I'm not saying Iceland should adopt the Canadian dollar, or any currency other than the euro, for that matter. And she's right when she says her country would lose sovereignty over monetary policy. Adopting the loonie or another single-country currency would be just that, not a monetary union.
I would point out, though, that the European Central Bank under its previous chief had no qualms about raising interest rates amid the troubles of the weaker euro states such as Greece, Ireland and Spain, deciding instead that it was acting for the broader good.
In my mind, it’s as much a loss of sovereignty when you’re ignored as it is when you’re not included.

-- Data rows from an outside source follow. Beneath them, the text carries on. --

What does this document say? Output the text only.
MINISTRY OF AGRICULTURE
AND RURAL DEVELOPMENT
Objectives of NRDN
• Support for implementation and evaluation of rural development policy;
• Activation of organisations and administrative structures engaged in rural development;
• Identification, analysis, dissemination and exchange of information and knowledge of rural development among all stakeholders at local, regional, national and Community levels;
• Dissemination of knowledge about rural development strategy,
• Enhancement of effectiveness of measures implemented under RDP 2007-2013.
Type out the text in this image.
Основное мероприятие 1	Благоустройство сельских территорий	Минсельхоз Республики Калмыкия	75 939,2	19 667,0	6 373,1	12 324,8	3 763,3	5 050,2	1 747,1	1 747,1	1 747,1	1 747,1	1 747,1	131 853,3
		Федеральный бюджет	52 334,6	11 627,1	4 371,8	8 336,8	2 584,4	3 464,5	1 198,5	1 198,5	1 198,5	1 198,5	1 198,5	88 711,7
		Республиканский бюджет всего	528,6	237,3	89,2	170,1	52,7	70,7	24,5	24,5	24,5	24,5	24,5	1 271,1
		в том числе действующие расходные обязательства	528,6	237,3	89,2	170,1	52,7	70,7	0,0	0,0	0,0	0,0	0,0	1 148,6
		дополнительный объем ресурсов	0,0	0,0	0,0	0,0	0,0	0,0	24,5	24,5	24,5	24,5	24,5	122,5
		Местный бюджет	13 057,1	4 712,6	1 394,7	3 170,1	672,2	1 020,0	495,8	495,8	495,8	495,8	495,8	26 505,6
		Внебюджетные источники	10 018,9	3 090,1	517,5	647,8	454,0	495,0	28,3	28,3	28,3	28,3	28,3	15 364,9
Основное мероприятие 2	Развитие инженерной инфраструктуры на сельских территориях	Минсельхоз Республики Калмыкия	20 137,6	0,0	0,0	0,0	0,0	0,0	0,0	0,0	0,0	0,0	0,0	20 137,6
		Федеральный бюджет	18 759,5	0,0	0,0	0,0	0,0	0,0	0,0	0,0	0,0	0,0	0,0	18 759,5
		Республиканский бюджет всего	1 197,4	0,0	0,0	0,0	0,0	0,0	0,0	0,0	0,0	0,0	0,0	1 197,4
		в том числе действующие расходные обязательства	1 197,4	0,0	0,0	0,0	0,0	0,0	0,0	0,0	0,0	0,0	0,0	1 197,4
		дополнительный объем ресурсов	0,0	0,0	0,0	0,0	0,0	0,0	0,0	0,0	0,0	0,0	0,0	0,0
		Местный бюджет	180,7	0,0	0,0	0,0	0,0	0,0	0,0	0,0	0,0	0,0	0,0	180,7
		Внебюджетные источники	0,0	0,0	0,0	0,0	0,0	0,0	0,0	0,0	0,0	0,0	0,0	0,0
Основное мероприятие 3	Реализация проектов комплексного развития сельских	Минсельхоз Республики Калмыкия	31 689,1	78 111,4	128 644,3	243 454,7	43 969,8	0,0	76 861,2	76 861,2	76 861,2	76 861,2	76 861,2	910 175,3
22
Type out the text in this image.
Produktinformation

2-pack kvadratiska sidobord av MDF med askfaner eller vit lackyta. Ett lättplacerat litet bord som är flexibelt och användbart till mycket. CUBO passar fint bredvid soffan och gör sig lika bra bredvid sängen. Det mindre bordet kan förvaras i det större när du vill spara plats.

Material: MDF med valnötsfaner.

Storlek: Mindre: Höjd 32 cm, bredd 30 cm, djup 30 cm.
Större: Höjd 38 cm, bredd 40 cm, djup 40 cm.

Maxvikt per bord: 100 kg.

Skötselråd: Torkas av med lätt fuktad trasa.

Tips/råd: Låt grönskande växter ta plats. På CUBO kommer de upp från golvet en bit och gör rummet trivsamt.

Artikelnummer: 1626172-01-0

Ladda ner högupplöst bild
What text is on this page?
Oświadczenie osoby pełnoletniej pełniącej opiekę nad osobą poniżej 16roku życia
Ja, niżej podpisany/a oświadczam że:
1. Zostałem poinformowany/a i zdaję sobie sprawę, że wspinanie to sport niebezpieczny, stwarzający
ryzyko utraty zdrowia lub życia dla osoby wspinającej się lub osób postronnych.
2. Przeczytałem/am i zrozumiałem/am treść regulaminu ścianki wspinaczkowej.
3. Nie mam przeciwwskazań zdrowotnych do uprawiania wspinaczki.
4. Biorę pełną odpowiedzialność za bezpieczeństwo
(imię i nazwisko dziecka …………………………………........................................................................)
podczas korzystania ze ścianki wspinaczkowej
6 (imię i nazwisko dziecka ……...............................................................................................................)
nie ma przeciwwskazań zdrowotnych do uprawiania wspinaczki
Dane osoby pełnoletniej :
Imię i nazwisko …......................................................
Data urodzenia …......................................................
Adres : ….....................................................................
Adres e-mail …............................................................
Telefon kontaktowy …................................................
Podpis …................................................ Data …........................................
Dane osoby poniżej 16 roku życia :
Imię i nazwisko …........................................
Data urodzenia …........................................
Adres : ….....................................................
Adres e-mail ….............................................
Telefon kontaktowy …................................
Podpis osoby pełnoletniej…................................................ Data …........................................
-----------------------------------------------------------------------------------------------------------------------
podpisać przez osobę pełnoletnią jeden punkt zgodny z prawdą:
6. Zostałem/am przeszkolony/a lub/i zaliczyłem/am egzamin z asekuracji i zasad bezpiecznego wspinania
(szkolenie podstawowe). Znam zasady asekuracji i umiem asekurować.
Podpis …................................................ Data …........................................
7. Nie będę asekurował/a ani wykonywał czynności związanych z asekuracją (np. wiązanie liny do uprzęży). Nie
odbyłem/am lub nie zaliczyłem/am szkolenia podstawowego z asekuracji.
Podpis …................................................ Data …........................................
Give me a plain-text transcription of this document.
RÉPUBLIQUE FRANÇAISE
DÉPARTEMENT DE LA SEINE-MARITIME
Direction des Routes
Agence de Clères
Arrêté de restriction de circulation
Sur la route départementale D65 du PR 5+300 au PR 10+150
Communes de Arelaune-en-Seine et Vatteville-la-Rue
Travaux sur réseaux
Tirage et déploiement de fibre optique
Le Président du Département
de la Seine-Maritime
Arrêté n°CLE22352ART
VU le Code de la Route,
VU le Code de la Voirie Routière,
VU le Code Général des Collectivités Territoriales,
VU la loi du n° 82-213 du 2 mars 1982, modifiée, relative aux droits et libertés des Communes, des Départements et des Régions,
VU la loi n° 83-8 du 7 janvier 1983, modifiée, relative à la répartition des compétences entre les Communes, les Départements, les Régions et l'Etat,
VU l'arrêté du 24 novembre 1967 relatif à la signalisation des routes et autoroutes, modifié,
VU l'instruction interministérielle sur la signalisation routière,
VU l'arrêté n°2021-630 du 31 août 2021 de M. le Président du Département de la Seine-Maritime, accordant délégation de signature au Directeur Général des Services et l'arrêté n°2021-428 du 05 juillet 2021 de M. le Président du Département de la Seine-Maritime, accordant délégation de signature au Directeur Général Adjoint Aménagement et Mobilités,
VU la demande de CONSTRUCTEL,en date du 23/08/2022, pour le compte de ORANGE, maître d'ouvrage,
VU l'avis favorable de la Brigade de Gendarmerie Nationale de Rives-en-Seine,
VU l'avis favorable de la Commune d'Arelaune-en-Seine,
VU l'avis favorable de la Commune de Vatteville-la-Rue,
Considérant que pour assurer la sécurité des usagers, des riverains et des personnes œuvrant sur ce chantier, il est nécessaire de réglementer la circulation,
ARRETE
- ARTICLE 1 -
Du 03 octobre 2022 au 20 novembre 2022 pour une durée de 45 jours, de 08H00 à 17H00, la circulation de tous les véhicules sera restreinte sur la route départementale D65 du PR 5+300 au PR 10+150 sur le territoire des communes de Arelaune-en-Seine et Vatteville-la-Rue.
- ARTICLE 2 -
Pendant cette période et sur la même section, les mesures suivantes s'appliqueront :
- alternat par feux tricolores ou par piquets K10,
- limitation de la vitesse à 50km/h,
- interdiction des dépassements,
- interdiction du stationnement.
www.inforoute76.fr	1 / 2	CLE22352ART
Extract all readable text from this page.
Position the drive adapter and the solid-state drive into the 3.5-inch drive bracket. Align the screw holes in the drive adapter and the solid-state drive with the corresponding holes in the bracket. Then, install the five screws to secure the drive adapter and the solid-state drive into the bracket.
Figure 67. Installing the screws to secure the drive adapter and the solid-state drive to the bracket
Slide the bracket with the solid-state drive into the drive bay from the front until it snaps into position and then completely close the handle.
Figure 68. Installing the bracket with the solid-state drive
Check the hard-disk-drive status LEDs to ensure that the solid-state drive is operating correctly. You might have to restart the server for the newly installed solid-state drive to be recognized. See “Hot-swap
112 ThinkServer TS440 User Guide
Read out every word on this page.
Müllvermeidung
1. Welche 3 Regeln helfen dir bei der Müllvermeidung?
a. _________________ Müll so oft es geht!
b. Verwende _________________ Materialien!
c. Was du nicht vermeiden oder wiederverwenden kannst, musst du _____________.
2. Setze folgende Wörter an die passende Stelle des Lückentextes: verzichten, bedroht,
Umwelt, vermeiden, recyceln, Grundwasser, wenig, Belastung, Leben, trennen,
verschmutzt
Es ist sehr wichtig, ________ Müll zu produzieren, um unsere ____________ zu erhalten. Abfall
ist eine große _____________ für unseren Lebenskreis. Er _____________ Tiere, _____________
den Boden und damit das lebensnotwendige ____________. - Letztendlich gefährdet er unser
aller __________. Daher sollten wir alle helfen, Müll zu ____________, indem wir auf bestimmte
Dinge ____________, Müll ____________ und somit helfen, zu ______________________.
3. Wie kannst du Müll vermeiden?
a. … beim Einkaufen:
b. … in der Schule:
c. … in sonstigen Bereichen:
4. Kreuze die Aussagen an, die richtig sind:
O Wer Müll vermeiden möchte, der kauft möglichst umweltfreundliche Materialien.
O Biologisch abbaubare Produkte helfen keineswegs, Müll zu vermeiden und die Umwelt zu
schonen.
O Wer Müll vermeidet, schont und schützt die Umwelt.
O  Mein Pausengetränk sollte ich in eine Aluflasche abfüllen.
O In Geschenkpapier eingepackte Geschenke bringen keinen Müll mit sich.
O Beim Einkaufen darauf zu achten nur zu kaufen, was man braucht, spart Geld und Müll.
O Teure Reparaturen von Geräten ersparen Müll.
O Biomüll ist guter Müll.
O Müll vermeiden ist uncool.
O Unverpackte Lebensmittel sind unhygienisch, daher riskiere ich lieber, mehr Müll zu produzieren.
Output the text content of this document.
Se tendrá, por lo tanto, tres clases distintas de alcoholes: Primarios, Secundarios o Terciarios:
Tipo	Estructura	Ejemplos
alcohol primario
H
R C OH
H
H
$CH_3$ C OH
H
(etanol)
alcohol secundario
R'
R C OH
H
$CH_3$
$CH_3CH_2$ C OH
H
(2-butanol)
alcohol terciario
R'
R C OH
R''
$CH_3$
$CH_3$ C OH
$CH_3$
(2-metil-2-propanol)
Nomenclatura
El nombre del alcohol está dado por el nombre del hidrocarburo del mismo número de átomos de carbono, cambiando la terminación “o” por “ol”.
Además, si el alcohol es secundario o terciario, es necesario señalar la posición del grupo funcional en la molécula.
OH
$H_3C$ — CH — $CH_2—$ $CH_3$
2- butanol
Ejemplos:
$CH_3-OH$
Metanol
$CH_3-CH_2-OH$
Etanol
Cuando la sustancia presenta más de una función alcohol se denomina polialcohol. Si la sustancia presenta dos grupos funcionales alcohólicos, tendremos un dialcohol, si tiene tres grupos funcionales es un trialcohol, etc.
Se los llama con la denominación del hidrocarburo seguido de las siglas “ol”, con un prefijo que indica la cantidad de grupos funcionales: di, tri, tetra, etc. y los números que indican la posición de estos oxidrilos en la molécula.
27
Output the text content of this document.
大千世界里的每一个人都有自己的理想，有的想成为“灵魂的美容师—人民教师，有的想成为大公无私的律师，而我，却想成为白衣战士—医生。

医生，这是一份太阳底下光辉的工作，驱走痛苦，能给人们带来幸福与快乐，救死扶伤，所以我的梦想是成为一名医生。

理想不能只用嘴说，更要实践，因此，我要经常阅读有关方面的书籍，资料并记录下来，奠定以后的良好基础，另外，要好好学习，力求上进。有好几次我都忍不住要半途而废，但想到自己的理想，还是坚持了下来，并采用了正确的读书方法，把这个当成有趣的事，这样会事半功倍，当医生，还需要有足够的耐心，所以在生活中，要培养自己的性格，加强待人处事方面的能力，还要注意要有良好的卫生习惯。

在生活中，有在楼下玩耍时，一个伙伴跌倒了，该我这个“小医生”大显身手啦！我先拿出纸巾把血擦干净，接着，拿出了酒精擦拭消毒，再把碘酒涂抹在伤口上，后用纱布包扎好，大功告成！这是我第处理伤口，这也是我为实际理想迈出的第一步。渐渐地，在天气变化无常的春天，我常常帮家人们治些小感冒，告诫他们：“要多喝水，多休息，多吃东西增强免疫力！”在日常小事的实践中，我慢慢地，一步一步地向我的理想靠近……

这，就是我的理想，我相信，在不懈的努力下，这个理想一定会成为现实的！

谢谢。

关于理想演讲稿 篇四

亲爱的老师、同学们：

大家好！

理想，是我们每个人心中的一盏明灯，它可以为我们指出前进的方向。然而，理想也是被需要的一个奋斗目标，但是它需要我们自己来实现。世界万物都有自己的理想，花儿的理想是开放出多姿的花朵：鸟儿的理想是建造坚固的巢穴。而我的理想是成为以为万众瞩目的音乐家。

- Canadian envoy to Iceland sparks loonie controversy
- Five reasons why Iceland should adopt the Canadian dollar
- Iceland's recovery offers case for reviving drachma
What to watch for this week The Federal Reserve meets this week, following on the heels of several central banks last week, including the Bank of Canada and European Central Bank. But don't expect much Tuesday from chairman Ben Bernanke and his colleagues on the Federal Open Market Committee.
"Following January’s historic meeting (which disclosed the FOMC’s rate forecast and inflation target), the March gathering is likely to be uneventful," said senior economist Sal Guatieri of BMO Nesbitt Burns.
"The press statement should affirm that economic conditions are likely to warrant exceptionally low rates (read: sub-1-per-cent) 'at least through late 2014' and the continuation of current mortgage reinvestment and maturity extension programs. With the economy growing moderately, labour markets improving and global financial strains easing, the FOMC is unlikely to hint at additional easing moves. However, given Bernanke’s view that labour markets are 'far from normal,' the statement should note the Fed’s dissatisfaction with still-high unemployment."
Canada's factory sector will be back in the spotlight Friday when Statistics Canada reports on how manufacturing sales fared in January.
"Contingent on trade data released March 9, we are looking for growth in manufacturing sales of 1.5 per cent for January," said economists at RBC Dominion Securities. "A combination of strengthening auto production and rising energy prices are projected to underwrite the nominal monthly gain. However, sales are expected to slow in volume terms to a 0.6-per-cent monthly pace."